Ives v. Ashelby

Wall, J.

The decree was based upon the award, and the objection is that the award should have been set aside because the arbitrators exceeded the authority conferred upon them by the submission.

It was not urged in the court below, nor is it here, that there was any impropriety in submitting the controversy to arbitration, and the only point we are to consider in this connection is whether the award is within the terms of the submission.

The bill was filed three years or more after the death of Ives, and prayed for a settlement of all matters growing out of the business during the existence of the firm, and for profits alleged to have been realized by defendant by reason of his management since the dissolution, and the cause, when at issue, involved a complete and final adjustment of the whole subject.

The stipulation and the order appointing the arbitrators should be read in the light of the issues thus made up.

It is not controverted that the arbitrators are a special tribunal for the determination of the matters submitted to them, and that their action in excess of authority so conferred would be void and should be set aside.

Was the authority exceeded in this instance ? The plaintiff in error insists that the sole power conferred was to state an account between the partners, and determine what amount, if any, should be paid by one to the other, and urges that nothing was said about the debts of the firm, or of either party, to third parties. This point, in other words, implies that the only final conclusion to be reached by the award was how much should be paid by complainant to defendant, or by defendant to complainant.

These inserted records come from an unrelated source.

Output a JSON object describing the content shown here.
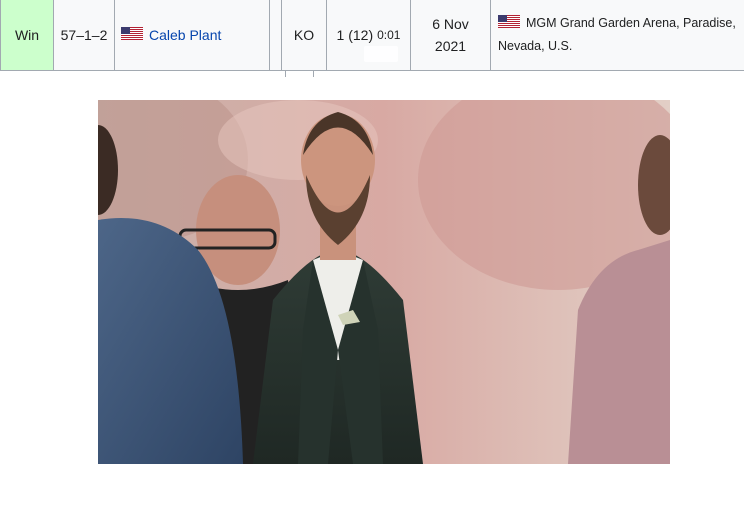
{
  "fight_row": {
    "result": "Win",
    "record": "57–1–2",
    "opponent": "Caleb Plant",
    "type": "KO",
    "round": "1 (12)",
    "time": "0:01",
    "date_line1": "6 Nov",
    "date_line2": "2021",
    "location_line1": "MGM Grand Garden Arena, Paradise,",
    "location_line2": "Nevada, U.S.",
    "flag_icon": "us-flag-icon",
    "colors": {
      "win_bg": "#ccffcc",
      "cell_bg": "#f8f9fa",
      "border": "#a2a9b1",
      "link": "#0645ad"
    }
  },
  "photo": {
    "icons": [
      "press-conference-photo"
    ]
  }
}
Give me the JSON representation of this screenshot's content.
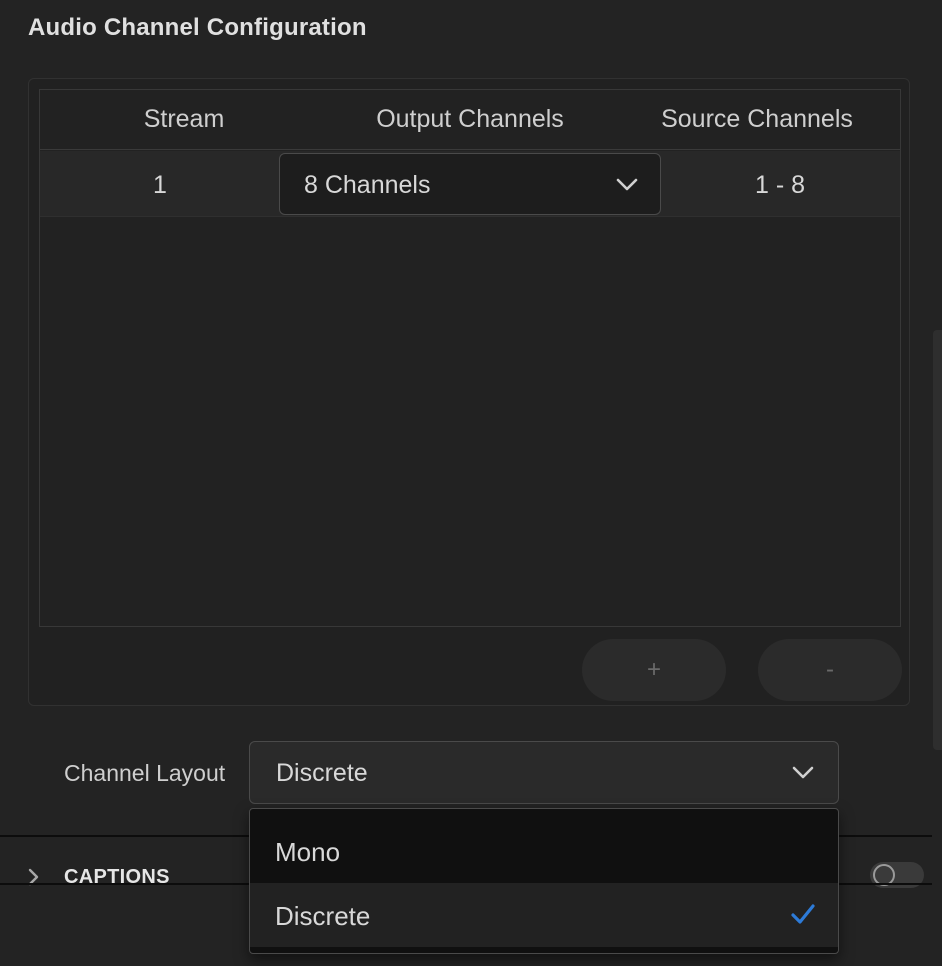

We think this view too narrow. The stipulation, which was incorporated in the order of submission, expressly dec’ared that the arbitrators should “ take and state an account of all the co-partnership dealings and transactions between the said partners, and of all moneys received and paid out by either of them on account of the partnership property of said firm, and fix and determine what sum, if any, shall be paid by said Matthew Ashelby to said Bessie W. Ives, executrix, or by said Bessie W. Ives to said. Matthew Ashelby, * * * and the award shall be accepted as a true statement of the account between the parties, and shall be entered as the finding of the court as to said accounts, and to become the basis of the decree * * * for the disposition of all the property of the firm.”

The first inquiry, and, indeed, the whole inquiry, is as to the accounts between the parties. To this end it was proper to ascertain whether Ives had failed to pay the notes held by Adams and Bussell, which he had assumed as a part of the consideration when he entered the firm. If he had not so paid, he or his estate would be liable to do so, and it is immaterial whether the money he paid directly by the complainant to the holders of the notes, or to the defendant, and by him paid over. So, also, it was important to know how much the firm was indebted, either to third parties or to the individual members of the firm. Manifestly there could be no statement of account without this, nor would it be proper to order any money paid by one of the parties to the other until the claims of the firm creditors were discharged. It was ascertained that the firm owed the bank §6,058.20, one-half of which should be paid by each party, and that the firm owed the defendant §5,243.80 after turning over to him all the personal property of the firm and charging him one-half of its value, of which last sum one-half should be paid by each party. It was therefore proper to require the complainant to pay one-half of the debt to the bank, and to apply what was due from her to defendant upon his half of the bank debt, leaving him to meet the balance of §408.20, which would then be due the hank.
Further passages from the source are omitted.